Main basse

Main basse

Dès qu’il s’agit de nos finances, c’est-à-dire de nos existences, les banques sont au centre du jeu. La possibilité de se passer d’elles a disparu. Dans le monde omni-commercial qui est le nôtre, elles constituent une réalité incontournable et intrusive.

Pendant longtemps, le schéma officiel était des plus simples. L’argent qui pouvait nous appartenir ou qui transitait par nous n’était qu’en dépôt à la banque, qui se rémunérait grâce l’usage autorisé qu’elle faisait de ces sommes. Elle nous payait en échange un léger intérêt. Elle nous rendait notre argent à la première sollicitation, sauf si nous l’avions investi par son entremise, et qu’il fallait le temps de liquider les positions.

Cette époque-là est devenue mythologique. L’idée que l’argent du client appartient uniquement au client, qui en fait ce qu’il veut, n’est plus d’actualité.

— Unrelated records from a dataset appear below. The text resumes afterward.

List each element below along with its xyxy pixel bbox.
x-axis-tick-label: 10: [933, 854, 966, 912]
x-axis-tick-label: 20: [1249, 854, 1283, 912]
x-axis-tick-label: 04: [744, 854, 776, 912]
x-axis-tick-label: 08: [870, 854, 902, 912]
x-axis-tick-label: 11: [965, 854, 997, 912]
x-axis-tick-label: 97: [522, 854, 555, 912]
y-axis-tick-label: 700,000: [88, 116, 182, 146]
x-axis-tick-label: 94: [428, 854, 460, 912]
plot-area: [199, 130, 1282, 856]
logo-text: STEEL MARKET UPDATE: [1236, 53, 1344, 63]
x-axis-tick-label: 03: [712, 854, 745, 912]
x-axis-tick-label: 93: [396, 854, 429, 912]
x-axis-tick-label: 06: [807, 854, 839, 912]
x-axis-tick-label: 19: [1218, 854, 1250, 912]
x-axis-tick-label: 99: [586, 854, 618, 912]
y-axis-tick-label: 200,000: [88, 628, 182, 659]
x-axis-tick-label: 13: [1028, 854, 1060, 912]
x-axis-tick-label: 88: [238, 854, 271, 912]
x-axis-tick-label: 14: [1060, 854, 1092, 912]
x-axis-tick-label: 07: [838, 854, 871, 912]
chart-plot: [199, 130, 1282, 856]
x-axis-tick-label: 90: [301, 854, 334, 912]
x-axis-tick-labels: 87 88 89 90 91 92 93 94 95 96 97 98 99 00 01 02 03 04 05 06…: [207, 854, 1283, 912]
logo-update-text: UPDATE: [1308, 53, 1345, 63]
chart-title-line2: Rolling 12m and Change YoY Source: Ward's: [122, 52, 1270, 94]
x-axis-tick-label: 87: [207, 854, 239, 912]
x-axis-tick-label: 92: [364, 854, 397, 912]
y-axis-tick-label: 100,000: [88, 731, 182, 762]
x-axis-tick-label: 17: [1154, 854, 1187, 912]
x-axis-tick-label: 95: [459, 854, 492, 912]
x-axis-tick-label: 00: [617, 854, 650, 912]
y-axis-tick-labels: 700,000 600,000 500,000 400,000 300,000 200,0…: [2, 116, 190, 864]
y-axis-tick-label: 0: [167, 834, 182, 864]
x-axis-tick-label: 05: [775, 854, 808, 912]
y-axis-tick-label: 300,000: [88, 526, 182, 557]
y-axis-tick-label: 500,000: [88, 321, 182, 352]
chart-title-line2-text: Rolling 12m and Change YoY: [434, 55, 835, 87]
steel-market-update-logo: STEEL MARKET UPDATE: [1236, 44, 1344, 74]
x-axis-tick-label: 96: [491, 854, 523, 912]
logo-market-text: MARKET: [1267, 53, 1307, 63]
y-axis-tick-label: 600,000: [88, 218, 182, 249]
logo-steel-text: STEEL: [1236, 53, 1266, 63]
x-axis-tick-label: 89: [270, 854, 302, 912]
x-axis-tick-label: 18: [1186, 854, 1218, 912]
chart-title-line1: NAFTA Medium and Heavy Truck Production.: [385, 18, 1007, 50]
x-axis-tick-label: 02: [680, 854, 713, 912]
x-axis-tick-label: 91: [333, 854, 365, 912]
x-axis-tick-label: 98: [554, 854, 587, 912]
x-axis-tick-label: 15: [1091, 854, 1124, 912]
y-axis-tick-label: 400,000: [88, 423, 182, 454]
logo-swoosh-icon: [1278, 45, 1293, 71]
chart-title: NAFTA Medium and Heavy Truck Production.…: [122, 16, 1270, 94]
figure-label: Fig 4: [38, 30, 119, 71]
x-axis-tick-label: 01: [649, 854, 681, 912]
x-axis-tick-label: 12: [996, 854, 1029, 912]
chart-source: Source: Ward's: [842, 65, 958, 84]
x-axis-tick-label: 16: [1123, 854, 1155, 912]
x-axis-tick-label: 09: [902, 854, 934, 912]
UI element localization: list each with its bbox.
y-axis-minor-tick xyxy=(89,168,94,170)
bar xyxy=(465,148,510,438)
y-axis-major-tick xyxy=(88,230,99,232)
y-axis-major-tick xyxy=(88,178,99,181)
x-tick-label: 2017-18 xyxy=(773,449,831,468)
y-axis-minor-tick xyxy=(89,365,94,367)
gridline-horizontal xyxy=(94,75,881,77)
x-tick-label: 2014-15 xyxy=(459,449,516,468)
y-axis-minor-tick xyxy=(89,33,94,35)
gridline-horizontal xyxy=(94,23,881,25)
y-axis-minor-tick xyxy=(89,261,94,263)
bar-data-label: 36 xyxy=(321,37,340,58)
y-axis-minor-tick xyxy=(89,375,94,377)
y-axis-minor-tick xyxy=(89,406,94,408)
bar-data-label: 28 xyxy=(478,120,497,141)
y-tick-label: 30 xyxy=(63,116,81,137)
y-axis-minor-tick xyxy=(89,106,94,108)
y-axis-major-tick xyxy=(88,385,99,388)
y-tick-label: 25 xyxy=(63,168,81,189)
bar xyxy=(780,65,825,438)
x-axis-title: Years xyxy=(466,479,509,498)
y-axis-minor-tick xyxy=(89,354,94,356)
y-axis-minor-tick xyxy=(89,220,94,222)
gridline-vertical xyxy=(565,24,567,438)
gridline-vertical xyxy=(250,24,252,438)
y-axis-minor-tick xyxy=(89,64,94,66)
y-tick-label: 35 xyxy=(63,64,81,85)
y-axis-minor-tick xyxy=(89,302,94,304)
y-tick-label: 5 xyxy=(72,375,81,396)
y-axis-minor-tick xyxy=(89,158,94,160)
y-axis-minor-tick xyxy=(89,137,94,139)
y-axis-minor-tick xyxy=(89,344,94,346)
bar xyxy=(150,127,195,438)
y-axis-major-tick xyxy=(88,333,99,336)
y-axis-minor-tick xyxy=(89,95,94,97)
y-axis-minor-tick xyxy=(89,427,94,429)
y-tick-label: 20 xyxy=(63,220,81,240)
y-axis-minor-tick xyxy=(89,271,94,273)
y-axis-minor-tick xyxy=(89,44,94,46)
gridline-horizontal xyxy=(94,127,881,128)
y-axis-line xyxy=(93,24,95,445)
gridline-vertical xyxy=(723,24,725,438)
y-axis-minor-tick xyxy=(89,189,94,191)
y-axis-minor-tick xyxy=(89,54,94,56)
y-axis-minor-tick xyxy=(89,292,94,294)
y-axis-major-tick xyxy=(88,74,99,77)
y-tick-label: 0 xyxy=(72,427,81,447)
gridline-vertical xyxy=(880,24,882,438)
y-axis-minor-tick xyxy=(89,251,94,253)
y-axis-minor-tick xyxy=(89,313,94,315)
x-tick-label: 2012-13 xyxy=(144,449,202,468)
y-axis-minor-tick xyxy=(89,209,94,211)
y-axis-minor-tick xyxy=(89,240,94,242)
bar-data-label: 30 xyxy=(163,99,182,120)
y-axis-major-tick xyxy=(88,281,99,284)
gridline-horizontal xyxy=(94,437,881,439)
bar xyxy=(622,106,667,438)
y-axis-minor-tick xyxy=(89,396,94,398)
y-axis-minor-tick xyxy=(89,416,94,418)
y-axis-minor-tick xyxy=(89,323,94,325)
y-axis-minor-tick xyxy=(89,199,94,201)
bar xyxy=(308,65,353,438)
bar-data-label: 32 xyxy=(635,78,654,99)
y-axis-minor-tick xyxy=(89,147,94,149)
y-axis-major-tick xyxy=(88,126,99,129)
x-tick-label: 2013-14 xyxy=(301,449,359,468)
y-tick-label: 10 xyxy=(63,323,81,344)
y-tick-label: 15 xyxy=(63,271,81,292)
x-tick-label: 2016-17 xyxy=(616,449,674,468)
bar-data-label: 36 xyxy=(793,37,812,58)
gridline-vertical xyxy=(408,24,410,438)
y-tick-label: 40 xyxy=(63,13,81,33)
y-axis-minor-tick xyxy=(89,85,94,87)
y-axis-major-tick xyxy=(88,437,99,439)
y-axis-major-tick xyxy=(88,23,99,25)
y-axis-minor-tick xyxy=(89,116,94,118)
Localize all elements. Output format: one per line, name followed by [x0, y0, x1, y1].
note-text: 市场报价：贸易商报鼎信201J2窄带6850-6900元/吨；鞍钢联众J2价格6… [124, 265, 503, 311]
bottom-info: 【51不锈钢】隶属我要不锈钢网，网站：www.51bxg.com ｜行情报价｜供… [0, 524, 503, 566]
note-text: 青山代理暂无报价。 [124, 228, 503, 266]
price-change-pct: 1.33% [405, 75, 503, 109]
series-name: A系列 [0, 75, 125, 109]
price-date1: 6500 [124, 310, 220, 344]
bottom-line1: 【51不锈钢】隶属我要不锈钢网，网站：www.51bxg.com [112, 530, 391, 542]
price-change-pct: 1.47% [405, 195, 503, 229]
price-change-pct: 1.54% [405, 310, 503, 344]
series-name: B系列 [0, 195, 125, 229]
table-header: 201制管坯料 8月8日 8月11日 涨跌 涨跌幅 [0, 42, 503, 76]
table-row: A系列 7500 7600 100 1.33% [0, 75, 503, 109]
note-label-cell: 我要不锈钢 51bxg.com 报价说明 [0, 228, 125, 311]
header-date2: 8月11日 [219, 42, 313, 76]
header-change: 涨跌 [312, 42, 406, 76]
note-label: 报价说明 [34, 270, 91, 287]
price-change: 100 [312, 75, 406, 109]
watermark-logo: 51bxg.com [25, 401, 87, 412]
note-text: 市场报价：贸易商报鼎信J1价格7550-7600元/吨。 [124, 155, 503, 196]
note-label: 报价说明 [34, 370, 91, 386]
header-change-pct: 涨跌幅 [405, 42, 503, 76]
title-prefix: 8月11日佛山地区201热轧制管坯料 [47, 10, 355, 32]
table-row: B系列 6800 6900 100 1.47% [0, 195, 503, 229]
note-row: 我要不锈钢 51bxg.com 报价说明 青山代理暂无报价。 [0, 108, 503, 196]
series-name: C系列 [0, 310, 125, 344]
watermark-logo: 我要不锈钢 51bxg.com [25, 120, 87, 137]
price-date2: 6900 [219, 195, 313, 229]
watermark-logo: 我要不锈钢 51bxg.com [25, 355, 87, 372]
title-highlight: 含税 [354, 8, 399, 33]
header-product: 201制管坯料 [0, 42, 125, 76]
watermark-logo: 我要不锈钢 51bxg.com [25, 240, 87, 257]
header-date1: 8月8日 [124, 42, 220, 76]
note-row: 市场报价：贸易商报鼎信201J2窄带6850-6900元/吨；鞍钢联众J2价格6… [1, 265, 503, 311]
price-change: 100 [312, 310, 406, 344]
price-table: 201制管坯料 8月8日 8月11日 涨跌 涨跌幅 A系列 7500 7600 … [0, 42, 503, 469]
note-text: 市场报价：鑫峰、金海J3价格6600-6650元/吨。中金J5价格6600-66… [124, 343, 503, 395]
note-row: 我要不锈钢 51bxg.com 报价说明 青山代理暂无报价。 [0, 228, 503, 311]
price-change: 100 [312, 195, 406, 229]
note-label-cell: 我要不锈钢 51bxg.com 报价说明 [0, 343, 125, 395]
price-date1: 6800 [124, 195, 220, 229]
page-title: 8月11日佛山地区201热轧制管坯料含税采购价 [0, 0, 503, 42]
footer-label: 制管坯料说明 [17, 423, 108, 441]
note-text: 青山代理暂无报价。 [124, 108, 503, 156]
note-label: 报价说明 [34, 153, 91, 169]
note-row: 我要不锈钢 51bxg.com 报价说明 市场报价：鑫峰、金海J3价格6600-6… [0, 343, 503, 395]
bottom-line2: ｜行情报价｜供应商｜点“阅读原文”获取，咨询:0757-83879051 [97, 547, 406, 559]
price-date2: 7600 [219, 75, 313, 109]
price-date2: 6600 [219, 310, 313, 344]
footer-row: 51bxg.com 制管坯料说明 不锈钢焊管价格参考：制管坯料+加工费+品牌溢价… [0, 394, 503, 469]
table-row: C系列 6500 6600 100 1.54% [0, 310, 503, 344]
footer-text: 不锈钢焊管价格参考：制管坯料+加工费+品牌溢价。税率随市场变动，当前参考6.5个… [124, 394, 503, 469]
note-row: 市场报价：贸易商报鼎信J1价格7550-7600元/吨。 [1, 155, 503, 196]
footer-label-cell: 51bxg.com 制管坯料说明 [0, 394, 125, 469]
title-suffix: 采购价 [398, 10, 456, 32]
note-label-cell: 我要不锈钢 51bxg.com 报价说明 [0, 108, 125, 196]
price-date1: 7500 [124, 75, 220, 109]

La position actuelle, officieuse en tout cas, des banques et des institutions qui les contrôlent est que désormais, le client est quelqu'un qui « investit » dans la banque où il a ses comptes, et qu’il est donc solidaire du sort de cet établissement. Cette solidarité est à sens unique : les banques se protègent des risques de leurs clients, en multipliant les garanties et les clauses d’évitement. Elles ne songent pas un instant à prendre des risques partagés. L’intérêt que présente un public captif, c’est que pour lui il n’y a pas d’extérieur. Il n’a pas le choix entre banque et non-banque. Il est juste libre de choisir son agence bancaire.

La généralisation de l’argent numérique, la restriction légale de l’usage du cash et la future disparition de l’argent liquide vont dans le même sens : la maîtrise de son propre argent est devenue contingente.

Ainsi s’explique que l’argent, sur les comptes courants et « d’épargne », ne soit plus rémunéré : et qu’au contraire, le principe de la rémunération négative soit envisagé sérieusement. Ainsi se justifie que les Banques centrales ne garantissent les sommes déposées que pour une partie, en cas de crise systémique ou de faillite simple – une garantie d’ailleurs sans grande crédibilité.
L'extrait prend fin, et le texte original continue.